My advice for every primary care physician in this country is to opt-out of Medicare and Medicaid so our businesses can survive. This particular physician cannot do that as the hospital has guaranteed her salary for one year while she gets her practice started. What a great deal for the hospital! The primary care physician is left to their own devices, to build a practice, and serve as a source of revenue feeding the specialists, who are employed by the hospital in this particular scenario. The hospital did offer to employ her; however the wage was far below the industry standard.

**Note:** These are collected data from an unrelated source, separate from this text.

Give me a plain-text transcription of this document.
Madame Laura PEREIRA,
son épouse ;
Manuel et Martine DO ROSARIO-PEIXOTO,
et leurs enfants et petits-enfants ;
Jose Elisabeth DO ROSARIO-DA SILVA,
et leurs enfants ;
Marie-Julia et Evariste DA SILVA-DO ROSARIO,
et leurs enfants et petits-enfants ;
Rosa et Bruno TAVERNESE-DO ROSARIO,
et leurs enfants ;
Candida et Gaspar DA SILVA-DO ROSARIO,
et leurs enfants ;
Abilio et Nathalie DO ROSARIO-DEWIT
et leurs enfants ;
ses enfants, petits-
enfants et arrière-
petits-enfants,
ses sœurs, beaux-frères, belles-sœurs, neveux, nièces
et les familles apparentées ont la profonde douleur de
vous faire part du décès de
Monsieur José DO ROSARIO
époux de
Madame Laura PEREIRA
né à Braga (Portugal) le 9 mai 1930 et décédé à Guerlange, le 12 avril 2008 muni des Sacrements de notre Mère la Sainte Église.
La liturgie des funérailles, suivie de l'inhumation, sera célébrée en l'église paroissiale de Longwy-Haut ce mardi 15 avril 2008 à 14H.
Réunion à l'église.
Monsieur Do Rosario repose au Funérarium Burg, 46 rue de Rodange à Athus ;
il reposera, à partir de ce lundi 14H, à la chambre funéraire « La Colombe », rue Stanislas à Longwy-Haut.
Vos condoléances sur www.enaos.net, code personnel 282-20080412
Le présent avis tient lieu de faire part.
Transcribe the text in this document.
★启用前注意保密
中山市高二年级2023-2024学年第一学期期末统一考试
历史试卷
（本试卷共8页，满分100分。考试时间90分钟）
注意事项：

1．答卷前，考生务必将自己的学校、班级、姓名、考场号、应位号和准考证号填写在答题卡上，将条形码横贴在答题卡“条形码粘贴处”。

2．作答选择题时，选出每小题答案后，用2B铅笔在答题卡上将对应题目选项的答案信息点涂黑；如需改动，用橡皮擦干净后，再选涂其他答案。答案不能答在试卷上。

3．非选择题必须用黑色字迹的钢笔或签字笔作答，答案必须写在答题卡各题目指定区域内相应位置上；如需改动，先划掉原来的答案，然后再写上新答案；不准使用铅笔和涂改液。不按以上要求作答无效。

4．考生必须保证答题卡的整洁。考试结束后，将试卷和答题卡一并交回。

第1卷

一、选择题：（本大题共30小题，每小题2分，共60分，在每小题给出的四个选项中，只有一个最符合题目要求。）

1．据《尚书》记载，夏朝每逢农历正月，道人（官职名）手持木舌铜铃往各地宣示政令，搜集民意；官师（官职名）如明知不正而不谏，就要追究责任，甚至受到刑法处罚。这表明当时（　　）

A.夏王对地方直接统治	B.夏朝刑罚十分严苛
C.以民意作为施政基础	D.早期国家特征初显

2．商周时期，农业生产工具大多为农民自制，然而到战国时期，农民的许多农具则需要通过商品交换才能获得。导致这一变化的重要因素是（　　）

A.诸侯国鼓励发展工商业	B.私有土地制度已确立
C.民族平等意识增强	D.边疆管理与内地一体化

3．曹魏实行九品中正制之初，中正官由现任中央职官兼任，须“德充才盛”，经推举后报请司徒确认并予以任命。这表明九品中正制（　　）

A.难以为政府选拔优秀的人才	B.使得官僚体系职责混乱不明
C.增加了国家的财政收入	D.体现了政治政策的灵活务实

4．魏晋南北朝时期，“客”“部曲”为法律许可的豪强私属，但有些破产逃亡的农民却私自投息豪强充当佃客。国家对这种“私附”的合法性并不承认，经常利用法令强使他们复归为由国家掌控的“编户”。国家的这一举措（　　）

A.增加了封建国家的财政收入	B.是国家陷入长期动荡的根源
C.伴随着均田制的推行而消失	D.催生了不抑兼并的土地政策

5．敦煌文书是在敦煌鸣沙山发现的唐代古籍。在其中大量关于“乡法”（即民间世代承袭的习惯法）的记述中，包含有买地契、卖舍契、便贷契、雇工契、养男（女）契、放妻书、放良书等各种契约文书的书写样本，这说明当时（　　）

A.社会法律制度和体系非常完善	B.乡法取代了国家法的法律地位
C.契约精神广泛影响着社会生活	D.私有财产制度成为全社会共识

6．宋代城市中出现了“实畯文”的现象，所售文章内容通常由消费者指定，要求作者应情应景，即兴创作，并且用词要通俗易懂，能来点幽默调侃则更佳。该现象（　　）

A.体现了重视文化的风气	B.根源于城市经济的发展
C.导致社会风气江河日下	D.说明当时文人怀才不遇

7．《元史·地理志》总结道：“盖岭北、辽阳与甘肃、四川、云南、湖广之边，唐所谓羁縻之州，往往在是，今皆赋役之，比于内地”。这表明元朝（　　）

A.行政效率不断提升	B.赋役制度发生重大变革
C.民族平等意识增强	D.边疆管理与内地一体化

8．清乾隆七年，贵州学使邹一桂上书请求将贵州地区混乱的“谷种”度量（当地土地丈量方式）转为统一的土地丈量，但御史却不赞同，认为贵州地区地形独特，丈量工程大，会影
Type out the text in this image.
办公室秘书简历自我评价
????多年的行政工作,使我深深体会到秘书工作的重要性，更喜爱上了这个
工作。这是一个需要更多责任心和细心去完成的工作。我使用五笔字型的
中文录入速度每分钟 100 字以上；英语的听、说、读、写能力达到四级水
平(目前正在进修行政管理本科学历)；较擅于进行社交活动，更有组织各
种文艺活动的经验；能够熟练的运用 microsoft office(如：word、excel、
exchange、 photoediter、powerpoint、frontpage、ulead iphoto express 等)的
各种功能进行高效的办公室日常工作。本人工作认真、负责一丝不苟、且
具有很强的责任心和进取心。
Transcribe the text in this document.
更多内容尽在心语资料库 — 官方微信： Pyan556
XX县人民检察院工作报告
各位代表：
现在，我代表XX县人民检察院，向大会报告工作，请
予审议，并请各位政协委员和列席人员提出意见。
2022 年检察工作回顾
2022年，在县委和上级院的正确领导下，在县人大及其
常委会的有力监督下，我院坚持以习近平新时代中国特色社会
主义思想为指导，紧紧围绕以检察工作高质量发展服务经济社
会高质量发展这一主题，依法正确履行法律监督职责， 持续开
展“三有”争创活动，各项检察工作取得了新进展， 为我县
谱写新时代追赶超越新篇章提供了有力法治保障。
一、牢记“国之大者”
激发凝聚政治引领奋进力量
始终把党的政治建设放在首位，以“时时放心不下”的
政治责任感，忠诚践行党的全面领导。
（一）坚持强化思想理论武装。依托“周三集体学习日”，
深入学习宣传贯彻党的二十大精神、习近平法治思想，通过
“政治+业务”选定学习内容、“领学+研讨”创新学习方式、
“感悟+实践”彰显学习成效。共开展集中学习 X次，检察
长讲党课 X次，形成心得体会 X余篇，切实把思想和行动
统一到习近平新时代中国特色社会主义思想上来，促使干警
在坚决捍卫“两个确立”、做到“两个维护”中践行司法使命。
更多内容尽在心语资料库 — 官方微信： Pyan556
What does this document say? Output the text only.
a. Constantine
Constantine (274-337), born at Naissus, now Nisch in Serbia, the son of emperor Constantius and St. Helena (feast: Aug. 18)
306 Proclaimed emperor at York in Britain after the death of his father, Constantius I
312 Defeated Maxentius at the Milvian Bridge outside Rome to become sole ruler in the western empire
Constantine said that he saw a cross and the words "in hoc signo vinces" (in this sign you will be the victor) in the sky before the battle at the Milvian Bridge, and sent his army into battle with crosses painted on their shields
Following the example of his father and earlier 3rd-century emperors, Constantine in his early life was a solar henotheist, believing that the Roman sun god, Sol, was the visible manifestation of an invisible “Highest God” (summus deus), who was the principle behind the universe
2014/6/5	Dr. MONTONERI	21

This family physician might reluctantly have to close her Medicaid and Medicare panels anyway. If her business begins failing due to the penalties being leveraged, she will opt out of both Medicare and Medicaid. So will us all if this punitive payment structure continues unabated.

This scenario is repeating itself over and over across the country every day. Private practice physicians are stuck between a rock and hard place. Indentured servitude is on one side and the freedom to independently practice medicine is on the other.

Financial analyst John Graham at Forbes wrote in April of 2015 that MACRA was a “fiscally irresponsible approach to increasing the amount the federal government spends on Medicare’s physicians’ services.” What should we do when working with a fiscally irresponsible person? Do we jump on board and begin a business partnership? No. Then why are physicians acquiescing to this abuse? MACRA penalties will begin in 2019 at 4% and increase to 9% by 2022. Who can afford to stay in practice at the rate of decline in reimbursement?

In general, physicians tend to be compassionate and empathetic, they are rule followers, and do the ‘right’ thing; traveling on the straight and narrow should not bring us to the point where we cannot make more than we would working in a fast food restaurant. The answer is we must opt-out until changes are made. Private practice physicians need to realize we are on our own. The AMA, ACP, and CMS are working in direct opposition to independent physicians fighting hard to break the chains that bind us. It is simply time to let go and walk away.

Suneel Dhand recently wrote, “it’s not just the ace of spades that the doctor and patient are holding — but the entire deck.” He is right. It is time for us to become dealers. And I want to play dealers’ choice.